La poesia di Lorenzo Mari, presente con un campione da Minuta di silenzio (L’arcolaio, 2009), è pronta a cogliere scarti e zone liminari del reale, con affinata sensibilità percettiva e una sottesa intenzione ironica, offrendo altre emblematiche immagini del senso di sospensione e incertezza esistenziali. Ne è significativo esempio la figura «dell’uomo che cadeva» al centro di una delle sequenze più riuscite dell’intera raccolta: «Di tanti posti, in riva al mare/ è dove conta meno il minuto/ di silenzio, stretto tra onda/ e risacca, accanto alla figura/ fetale, a ossa rotte, dell’uomo/ che cadeva. Scrivere sulla sabbia/ è gesto romantico, meglio le glosse:/ tatuate dal sole con certezza,/ e più direttamente, sulla minuta/ di silenzio». Ed è tutta da condividere la nota iniziale di Andrea Gibellini che di questi versi coglie «lo stigma irrevocabile della parola poetica detta in sincerità prima della tecnica e di un sentimento stilistico». I versi di Davide Nota, tratti dalle tre raccolte finora pubblicate e preceduti da un’accurata postilla critica a firma di Giuliano Ladolfi, descrivono una condizione di orfanezza assunta a metafora quasi ossessiva di una condizione esistenziale comune, tra percezione lacerante della colpa e desiderio di rimozione. E anche il dettato poetico, “sporcato” da espressioni gergali e tic verbali, si fa specchio dell’onesta rinuncia a dire verità risolutive: «Così come orfani del mondo/ incatenati nella febbre a vita/ del giorno: è così, sì, va bene…», cui fanno eco i versi «Anch’io sono colpevole del male/ che regna vomitevole e banale».

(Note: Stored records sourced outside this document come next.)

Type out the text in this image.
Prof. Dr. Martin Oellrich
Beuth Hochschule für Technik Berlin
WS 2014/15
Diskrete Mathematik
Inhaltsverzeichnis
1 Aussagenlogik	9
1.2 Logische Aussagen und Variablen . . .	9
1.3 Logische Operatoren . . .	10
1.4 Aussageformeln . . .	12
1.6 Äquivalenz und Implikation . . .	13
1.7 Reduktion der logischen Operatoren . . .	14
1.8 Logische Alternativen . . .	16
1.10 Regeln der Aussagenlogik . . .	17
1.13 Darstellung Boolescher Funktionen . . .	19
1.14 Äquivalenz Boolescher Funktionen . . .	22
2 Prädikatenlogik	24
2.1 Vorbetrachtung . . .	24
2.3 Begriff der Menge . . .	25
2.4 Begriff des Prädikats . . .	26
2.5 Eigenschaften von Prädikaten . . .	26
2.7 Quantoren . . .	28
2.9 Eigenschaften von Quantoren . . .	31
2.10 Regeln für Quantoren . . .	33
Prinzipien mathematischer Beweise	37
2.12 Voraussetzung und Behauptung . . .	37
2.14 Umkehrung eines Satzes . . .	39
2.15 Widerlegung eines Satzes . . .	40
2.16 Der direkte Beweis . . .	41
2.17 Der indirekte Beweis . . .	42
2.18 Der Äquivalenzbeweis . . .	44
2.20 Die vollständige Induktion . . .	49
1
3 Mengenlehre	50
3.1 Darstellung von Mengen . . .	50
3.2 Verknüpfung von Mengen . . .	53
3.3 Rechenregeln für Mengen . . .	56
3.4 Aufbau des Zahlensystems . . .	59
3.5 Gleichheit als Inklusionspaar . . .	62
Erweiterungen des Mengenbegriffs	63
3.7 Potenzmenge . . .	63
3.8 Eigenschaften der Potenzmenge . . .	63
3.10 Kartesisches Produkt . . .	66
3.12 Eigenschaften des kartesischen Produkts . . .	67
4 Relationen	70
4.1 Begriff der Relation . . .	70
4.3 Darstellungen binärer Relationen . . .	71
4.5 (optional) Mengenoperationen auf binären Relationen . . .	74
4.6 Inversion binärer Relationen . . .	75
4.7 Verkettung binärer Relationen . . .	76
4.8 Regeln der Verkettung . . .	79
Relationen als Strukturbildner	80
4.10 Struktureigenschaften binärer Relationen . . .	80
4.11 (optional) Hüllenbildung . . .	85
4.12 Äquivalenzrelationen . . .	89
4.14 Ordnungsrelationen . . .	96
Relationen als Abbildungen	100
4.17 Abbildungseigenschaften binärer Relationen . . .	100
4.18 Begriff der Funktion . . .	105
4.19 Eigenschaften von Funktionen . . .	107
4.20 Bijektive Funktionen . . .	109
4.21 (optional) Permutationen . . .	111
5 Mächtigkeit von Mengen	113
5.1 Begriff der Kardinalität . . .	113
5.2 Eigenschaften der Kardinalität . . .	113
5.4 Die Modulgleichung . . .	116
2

Nell’introdurre i testi di Anna Ruotolo, Maria Grazia Calandrone ne sottolinea con efficacia la vocazione a innestare un produttivo dialogo tra dimensione celeste e dimensione umana, seguendo la rotta indicata dalle «stelle comuni, evidenze della bontà di ognuno» che «proprio a causa di questa loro presenza ubiqua» fanno segno al «rapporto tra uomo e uomo – e tra uomo e natura». Cifra specifica della scrittura di questa giovane autrice è la tendenza a iscriversi entro costellazioni dialettiche – tra interni ed esterni, solitudine e «tuttitudine», singolare e plurale –, secondo uno sguardo capace di farsi davvero plurale: «I singolari sono plurali/ dico casa e ne dico mille/ perché se guardo fuori da qui/ tante ce ne sono,/ pulsano da non finire […] ma chiama, chiama tutti/ con centomila nomi esatti/ si esce, così, infine, dalle dimore/ e camminiamo in stormi/ si prova a fare bene/ tutto e forte, tutto al plurale/ per una volta tra le altre volte».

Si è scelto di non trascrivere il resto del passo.